It’s Labor Day!
It’s Labor Day here in the United States, which means the end of summer, BBQs, and mattress sales.
Surely there wasn’t a national movement for just those sorts of things…turns out, much like many of our national holidays now steeped in more commercial traditions, this one has some history to it! According to the History Channel website “Labor Day pays tribute to the contributions and achievements of American workers. It was created by the labor movement in the late 19th century and became a federal holiday in 1894.”
It is a day to honor those who worked their fingers to the bone, their muscles to breaking, and who wanted more for the American worker that would come later.
That’s pretty cool.
I thank them as I work from home in air conditioned comfort in my stretchy pants and sip the soda that was super cheap because of a Labor Day sale.
It honors them. Well…maybe.
Anyway, I raise my beverage of choice to them, and thank them for fighting for 8 hour work days, decent pay, workplace safety, not having my kid doing hard labor in a factory, and all the other things we take for granted these days.
From the Hatfeathers archives (a file of old pics on my computer):
one of my Great Uncle’s war buddies enjoying the first of what appears might be many bottles of Dick’s Beer.
Feel free to make your own dirty joke about the name.
Here’s a famous photo of American workers:”Men on a Girder” by Charles Ebbett, showing men taking a lunch break as they build up the New York City skyline.
I, however, prefer to call it “Hell No, No Way, Does Your Mother Know You’re Up There, Holy Crap, Don’t Drop Anything”.
I’m not keen on heights.
They’re lumberjacks, and they’re OK!
They’ve cut down a tree with a six-foot wide trunk with something people hang over their couch as an antique.
I had to saw down a 3″ wide branch once.
I got a splinter and it hurt. I would have starved to death back then.
Of course, as a lady, I like to make sure to single out the women in the work force.
Like these gals, assembling the 1942 Sears catalog. By hand.
If you ever find an old catalog with blood on it, it was probably from one of these gals. So many paper cuts.
Of course, women worked hard even before they had traditional jobs outside of the home. Can you imagine doing your laundry on a wash board? The pressure of gardening when it was make or break, because what you canned now was what you ate in February?

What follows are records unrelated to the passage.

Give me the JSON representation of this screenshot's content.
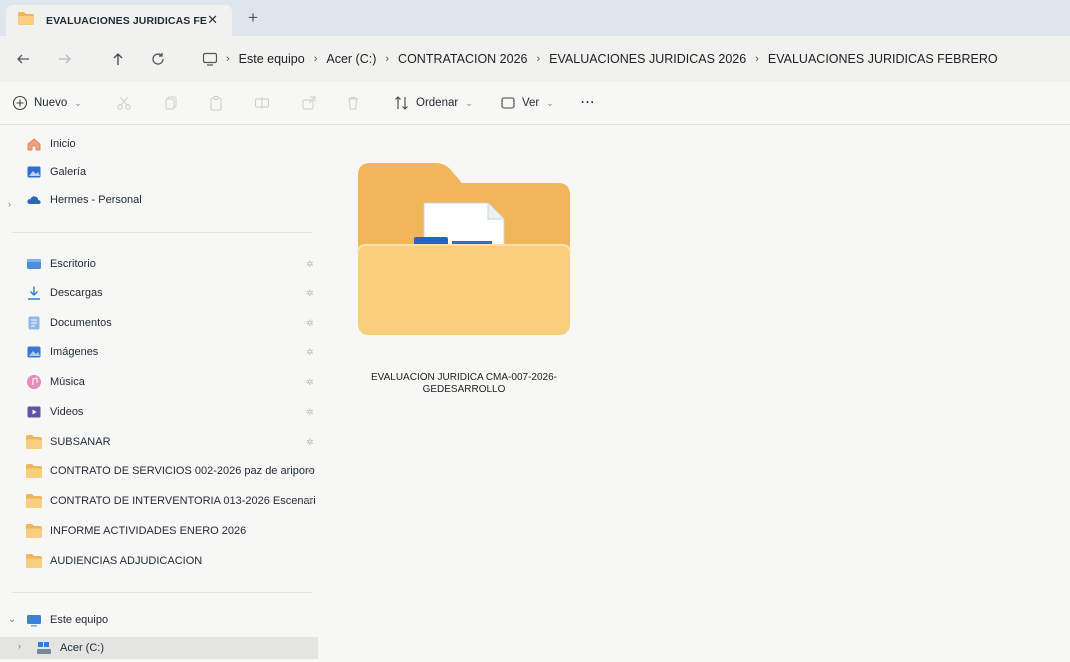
{
  "tab": {
    "title": "EVALUACIONES JURIDICAS FE",
    "close": "✕",
    "new_tab": "+"
  },
  "breadcrumb": [
    "Este equipo",
    "Acer (C:)",
    "CONTRATACION 2026",
    "EVALUACIONES JURIDICAS 2026",
    "EVALUACIONES JURIDICAS FEBRERO"
  ],
  "breadcrumb_separator": "›",
  "toolbar": {
    "new_label": "Nuevo",
    "sort_label": "Ordenar",
    "view_label": "Ver",
    "more_label": "···"
  },
  "sidebar": {
    "top_items": [
      {
        "label": "Inicio",
        "icon": "home-icon"
      },
      {
        "label": "Galería",
        "icon": "gallery-icon"
      },
      {
        "label": "Hermes - Personal",
        "icon": "cloud-icon"
      }
    ],
    "quick_items": [
      {
        "label": "Escritorio",
        "icon": "desktop-icon"
      },
      {
        "label": "Descargas",
        "icon": "download-icon"
      },
      {
        "label": "Documentos",
        "icon": "document-icon"
      },
      {
        "label": "Imágenes",
        "icon": "image-icon"
      },
      {
        "label": "Música",
        "icon": "music-icon"
      },
      {
        "label": "Videos",
        "icon": "video-icon"
      },
      {
        "label": "SUBSANAR",
        "icon": "folder-icon"
      },
      {
        "label": "CONTRATO DE SERVICIOS 002-2026 paz de ariporo",
        "icon": "folder-icon"
      },
      {
        "label": "CONTRATO DE INTERVENTORIA 013-2026 Escenari",
        "icon": "folder-icon"
      },
      {
        "label": "INFORME ACTIVIDADES ENERO 2026",
        "icon": "folder-icon"
      },
      {
        "label": "AUDIENCIAS ADJUDICACION",
        "icon": "folder-icon"
      }
    ],
    "this_pc": {
      "label": "Este equipo",
      "icon": "computer-icon"
    },
    "drive": {
      "label": "Acer (C:)",
      "icon": "drive-icon"
    }
  },
  "content": {
    "items": [
      {
        "name_line1": "EVALUACION JURIDICA CMA-007-2026-",
        "name_line2": "GEDESARROLLO",
        "type": "folder"
      }
    ]
  },
  "colors": {
    "folder_back": "#f2b65a",
    "folder_front": "#f9cf7e",
    "accent": "#1a6fc4"
  }
}
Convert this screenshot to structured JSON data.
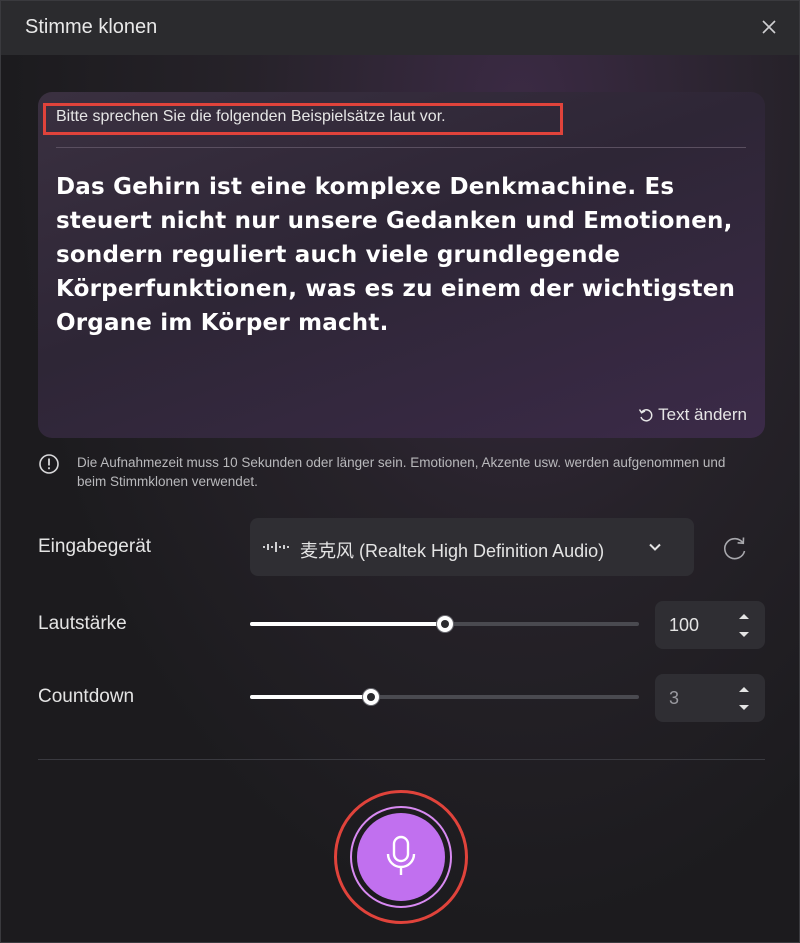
{
  "dialog": {
    "title": "Stimme klonen"
  },
  "card": {
    "instruction": "Bitte sprechen Sie die folgenden Beispielsätze laut vor.",
    "sample_text": "Das Gehirn ist eine komplexe Denkmachine. Es steuert nicht nur unsere Gedanken und Emotionen, sondern reguliert auch viele grundlegende Körperfunktionen, was es zu einem der wichtigsten Organe im Körper macht.",
    "change_text_label": "Text ändern"
  },
  "notice": {
    "text": "Die Aufnahmezeit muss 10 Sekunden oder länger sein. Emotionen, Akzente usw. werden aufgenommen und beim Stimmklonen verwendet."
  },
  "input_device": {
    "label": "Eingabegerät",
    "selected": "麦克风 (Realtek High Definition Audio)"
  },
  "volume": {
    "label": "Lautstärke",
    "value": "100",
    "slider_fraction": 0.5
  },
  "countdown": {
    "label": "Countdown",
    "value": "3",
    "slider_fraction": 0.31
  },
  "colors": {
    "accent": "#c170ef",
    "highlight_border": "#e0433b"
  },
  "icons": {
    "close": "close-icon",
    "change_text": "undo-icon",
    "notice": "info-icon",
    "device": "waveform-icon",
    "dropdown": "chevron-down-icon",
    "refresh": "refresh-icon",
    "record": "microphone-icon"
  }
}
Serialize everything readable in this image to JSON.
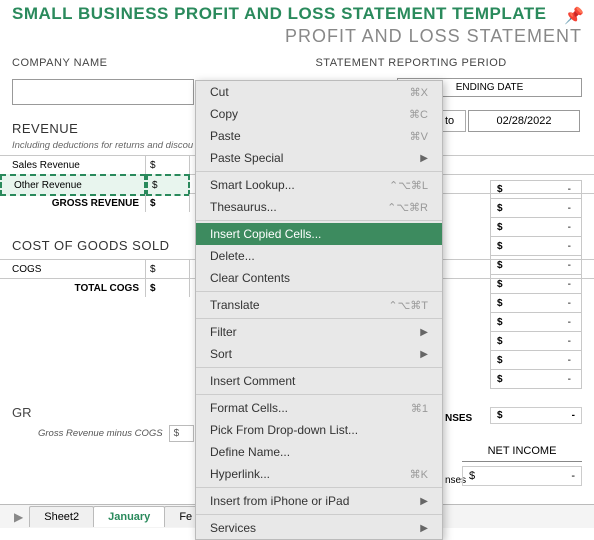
{
  "header": {
    "title": "SMALL BUSINESS PROFIT AND LOSS STATEMENT TEMPLATE",
    "subtitle": "PROFIT AND LOSS STATEMENT"
  },
  "labels": {
    "company": "COMPANY NAME",
    "statement_period": "STATEMENT REPORTING PERIOD",
    "ending_date": "ENDING DATE",
    "to": "to",
    "revenue": "REVENUE",
    "deductions": "Including deductions for returns and discou",
    "cogs": "COST OF GOODS SOLD",
    "gross_label": "GR",
    "gross_sub": "Gross Revenue minus COGS",
    "net_income": "NET INCOME",
    "nses": "nses",
    "nses2": "NSES"
  },
  "statement": {
    "ending_date_value": "02/28/2022"
  },
  "revenue_rows": [
    {
      "label": "Sales Revenue",
      "cur": "$"
    },
    {
      "label": "Other Revenue",
      "cur": "$",
      "selected": true
    },
    {
      "label": "GROSS REVENUE",
      "cur": "$",
      "bold": true
    }
  ],
  "cogs_rows": [
    {
      "label": "COGS",
      "cur": "$"
    },
    {
      "label": "TOTAL COGS",
      "cur": "$",
      "bold": true
    }
  ],
  "dollar_rows": [
    {
      "s": "$",
      "v": "-"
    },
    {
      "s": "$",
      "v": "-"
    },
    {
      "s": "$",
      "v": "-"
    },
    {
      "s": "$",
      "v": "-"
    },
    {
      "s": "$",
      "v": "-"
    },
    {
      "s": "$",
      "v": "-"
    },
    {
      "s": "$",
      "v": "-"
    },
    {
      "s": "$",
      "v": "-"
    },
    {
      "s": "$",
      "v": "-"
    },
    {
      "s": "$",
      "v": "-"
    },
    {
      "s": "$",
      "v": "-"
    }
  ],
  "netincome": {
    "s": "$",
    "v": "-"
  },
  "gross_mini": {
    "s": "$",
    "v": ""
  },
  "nses2box": {
    "s": "$",
    "v": "-"
  },
  "context_menu": [
    {
      "label": "Cut",
      "shortcut": "⌘X"
    },
    {
      "label": "Copy",
      "shortcut": "⌘C"
    },
    {
      "label": "Paste",
      "shortcut": "⌘V"
    },
    {
      "label": "Paste Special",
      "arrow": true
    },
    {
      "sep": true
    },
    {
      "label": "Smart Lookup...",
      "shortcut": "⌃⌥⌘L"
    },
    {
      "label": "Thesaurus...",
      "shortcut": "⌃⌥⌘R"
    },
    {
      "sep": true
    },
    {
      "label": "Insert Copied Cells...",
      "highlight": true
    },
    {
      "label": "Delete..."
    },
    {
      "label": "Clear Contents"
    },
    {
      "sep": true
    },
    {
      "label": "Translate",
      "shortcut": "⌃⌥⌘T"
    },
    {
      "sep": true
    },
    {
      "label": "Filter",
      "arrow": true
    },
    {
      "label": "Sort",
      "arrow": true
    },
    {
      "sep": true
    },
    {
      "label": "Insert Comment"
    },
    {
      "sep": true
    },
    {
      "label": "Format Cells...",
      "shortcut": "⌘1"
    },
    {
      "label": "Pick From Drop-down List..."
    },
    {
      "label": "Define Name..."
    },
    {
      "label": "Hyperlink...",
      "shortcut": "⌘K"
    },
    {
      "sep": true
    },
    {
      "label": "Insert from iPhone or iPad",
      "arrow": true
    },
    {
      "sep": true
    },
    {
      "label": "Services",
      "arrow": true
    }
  ],
  "tabs": {
    "items": [
      "Sheet2",
      "January",
      "Fe"
    ],
    "active": 1,
    "nav": "▶"
  }
}
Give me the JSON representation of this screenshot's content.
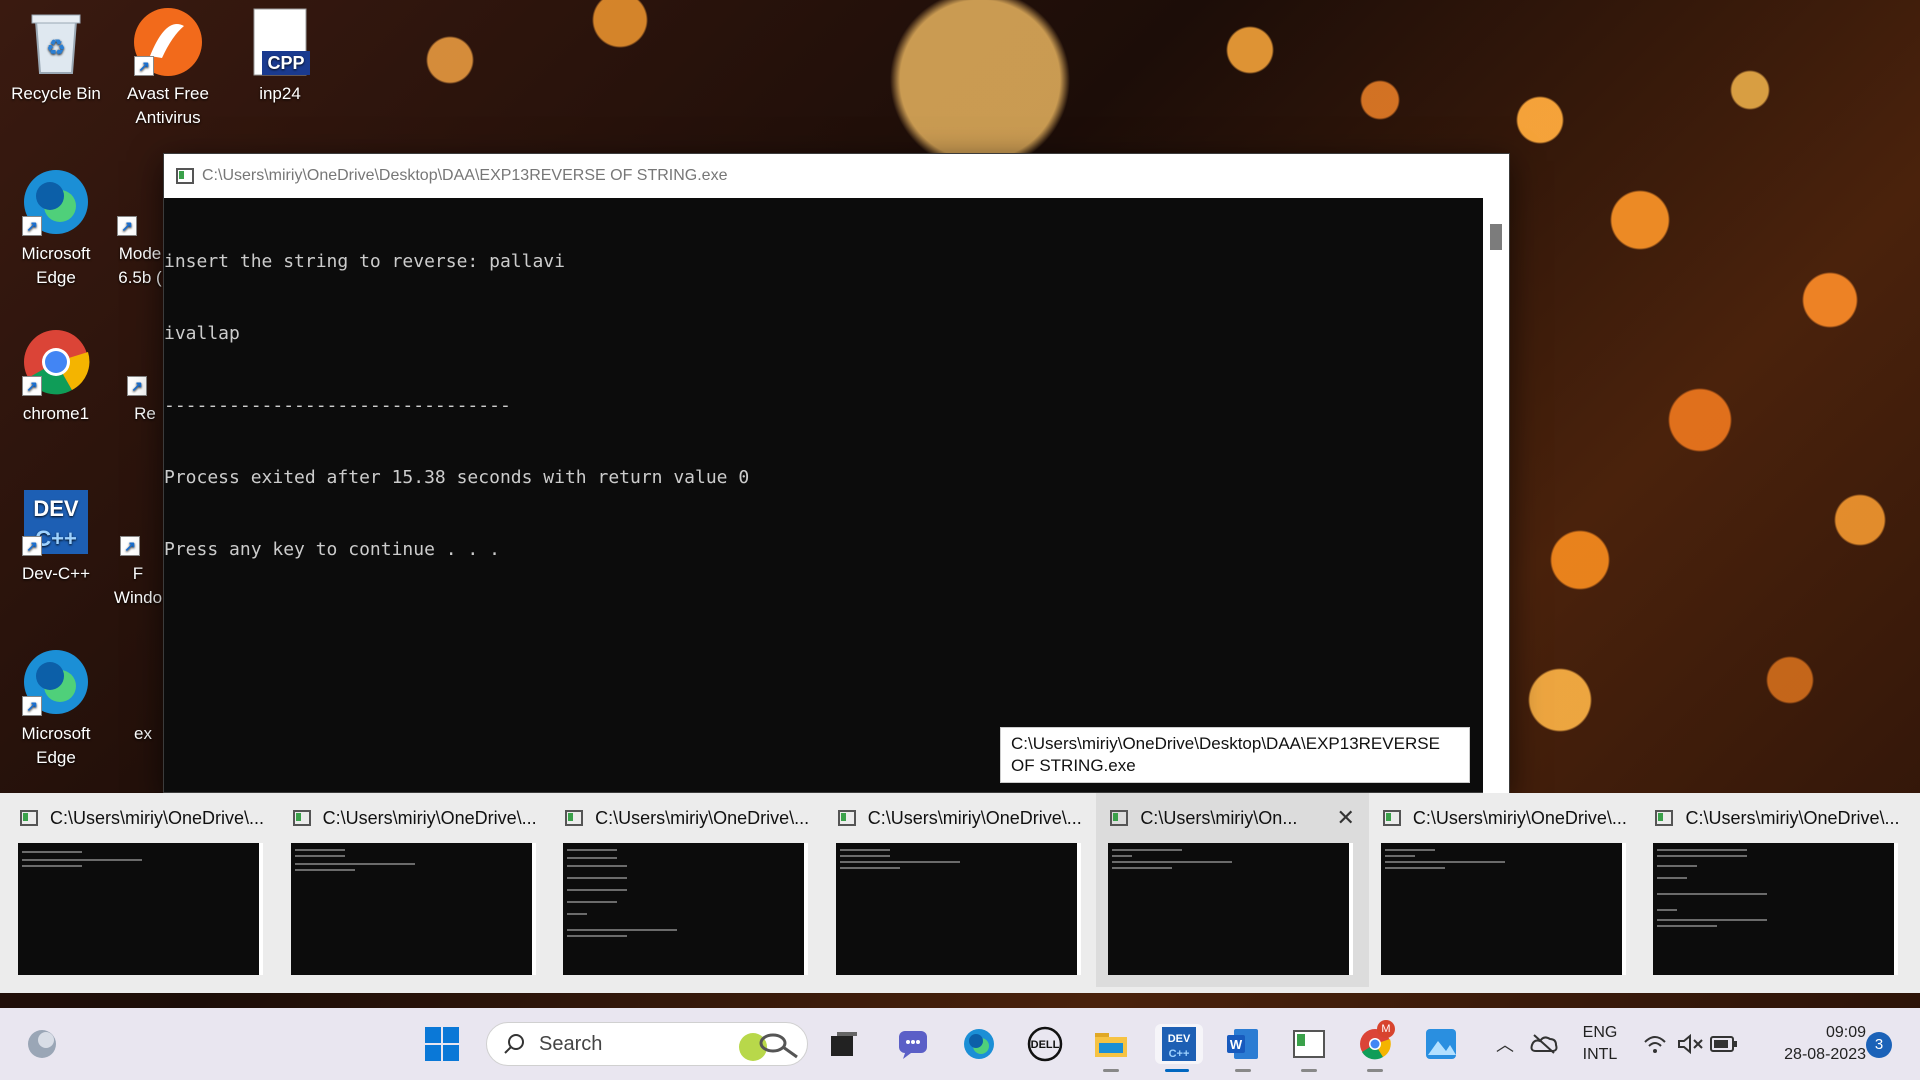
{
  "desktop_icons": [
    {
      "id": "recycle-bin",
      "label": "Recycle Bin"
    },
    {
      "id": "avast",
      "label": "Avast Free Antivirus"
    },
    {
      "id": "inp24",
      "label": "inp24",
      "badge": "CPP"
    },
    {
      "id": "edge-1",
      "label": "Microsoft Edge"
    },
    {
      "id": "mode",
      "label": "Mode 6.5b ("
    },
    {
      "id": "chrome1",
      "label": "chrome1"
    },
    {
      "id": "re",
      "label": "Re"
    },
    {
      "id": "devcpp",
      "label": "Dev-C++",
      "badge": "DEV"
    },
    {
      "id": "windo",
      "label": "F Windo"
    },
    {
      "id": "edge-2",
      "label": "Microsoft Edge"
    },
    {
      "id": "ex",
      "label": "ex"
    }
  ],
  "console": {
    "title": "C:\\Users\\miriy\\OneDrive\\Desktop\\DAA\\EXP13REVERSE OF STRING.exe",
    "lines": [
      "insert the string to reverse: pallavi",
      "ivallap",
      "--------------------------------",
      "Process exited after 15.38 seconds with return value 0",
      "Press any key to continue . . ."
    ]
  },
  "tooltip": "C:\\Users\\miriy\\OneDrive\\Desktop\\DAA\\EXP13REVERSE OF STRING.exe",
  "thumbnails": [
    {
      "title": "C:\\Users\\miriy\\OneDrive\\...",
      "active": false
    },
    {
      "title": "C:\\Users\\miriy\\OneDrive\\...",
      "active": false
    },
    {
      "title": "C:\\Users\\miriy\\OneDrive\\...",
      "active": false
    },
    {
      "title": "C:\\Users\\miriy\\OneDrive\\...",
      "active": false
    },
    {
      "title": "C:\\Users\\miriy\\On...",
      "active": true
    },
    {
      "title": "C:\\Users\\miriy\\OneDrive\\...",
      "active": false
    },
    {
      "title": "C:\\Users\\miriy\\OneDrive\\...",
      "active": false
    }
  ],
  "taskbar": {
    "search_placeholder": "Search",
    "language": "ENG",
    "layout": "INTL",
    "time": "09:09",
    "date": "28-08-2023",
    "notification_count": "3",
    "chrome_badge": "M",
    "devcpp_badge": "DEV"
  },
  "colors": {
    "console_bg": "#0c0c0c",
    "console_text": "#cccccc",
    "accent": "#0067c0"
  }
}
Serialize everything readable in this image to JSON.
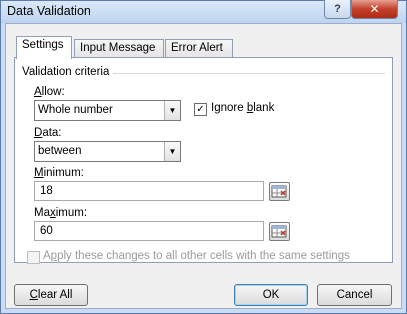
{
  "window": {
    "title": "Data Validation",
    "help_label": "?",
    "close_label": "✕"
  },
  "tabs": [
    {
      "label": "Settings",
      "active": true
    },
    {
      "label": "Input Message",
      "active": false
    },
    {
      "label": "Error Alert",
      "active": false
    }
  ],
  "settings": {
    "section_title": "Validation criteria",
    "allow": {
      "label_first": "A",
      "label_rest": "llow:",
      "value": "Whole number"
    },
    "ignore_blank": {
      "label_pre": "Ignore ",
      "label_u": "b",
      "label_post": "lank",
      "checked": true,
      "mark": "✓"
    },
    "data": {
      "label_first": "D",
      "label_rest": "ata:",
      "value": "between"
    },
    "minimum": {
      "label_pre": "",
      "label_u": "M",
      "label_post": "inimum:",
      "value": "18"
    },
    "maximum": {
      "label_pre": "Ma",
      "label_u": "x",
      "label_post": "imum:",
      "value": "60"
    },
    "apply_all": {
      "label_pre": "A",
      "label_u": "p",
      "label_post": "ply these changes to all other cells with the same settings",
      "checked": false,
      "enabled": false
    }
  },
  "buttons": {
    "clear_all_u": "C",
    "clear_all_rest": "lear All",
    "ok": "OK",
    "cancel": "Cancel"
  },
  "icons": {
    "dropdown": "▼"
  }
}
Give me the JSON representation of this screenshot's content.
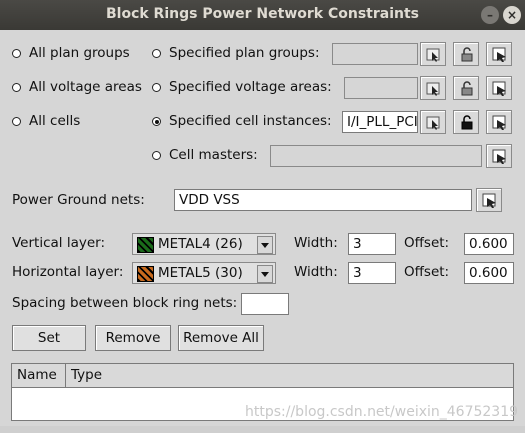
{
  "window": {
    "title": "Block Rings Power Network Constraints",
    "minimize": "–",
    "close": "×"
  },
  "options": {
    "all_plan_groups": "All plan groups",
    "specified_plan_groups": "Specified plan groups:",
    "all_voltage_areas": "All voltage areas",
    "specified_voltage_areas": "Specified voltage areas:",
    "all_cells": "All cells",
    "specified_cell_instances": "Specified cell instances:",
    "cell_instances_value": "I/I_PLL_PCI",
    "cell_masters": "Cell masters:"
  },
  "power_ground": {
    "label": "Power Ground nets:",
    "value": "VDD VSS"
  },
  "vertical": {
    "label": "Vertical layer:",
    "layer": "METAL4 (26)",
    "swatch_color": "#1a6b1a",
    "width_label": "Width:",
    "width": "3",
    "offset_label": "Offset:",
    "offset": "0.600"
  },
  "horizontal": {
    "label": "Horizontal layer:",
    "layer": "METAL5 (30)",
    "swatch_color": "#c86a1e",
    "width_label": "Width:",
    "width": "3",
    "offset_label": "Offset:",
    "offset": "0.600"
  },
  "spacing": {
    "label": "Spacing between block ring nets:",
    "value": ""
  },
  "buttons": {
    "set": "Set",
    "remove": "Remove",
    "remove_all": "Remove All"
  },
  "table": {
    "columns": [
      "Name",
      "Type"
    ]
  },
  "watermark": "https://blog.csdn.net/weixin_46752319"
}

One bad run of early blight could mean starvation.
Once the men went off to war, there was a national push for women to do what they’d always done, but harder and on their own while also working outside the home.
I would be remiss if I didn’t mention the “Rosies” in a salute to laborers.
My husband’s Great Aunt was the tiniest little wisp of a thing. Her job was riveting in the hard to reach crevasses of airplanes. That’s pretty cool.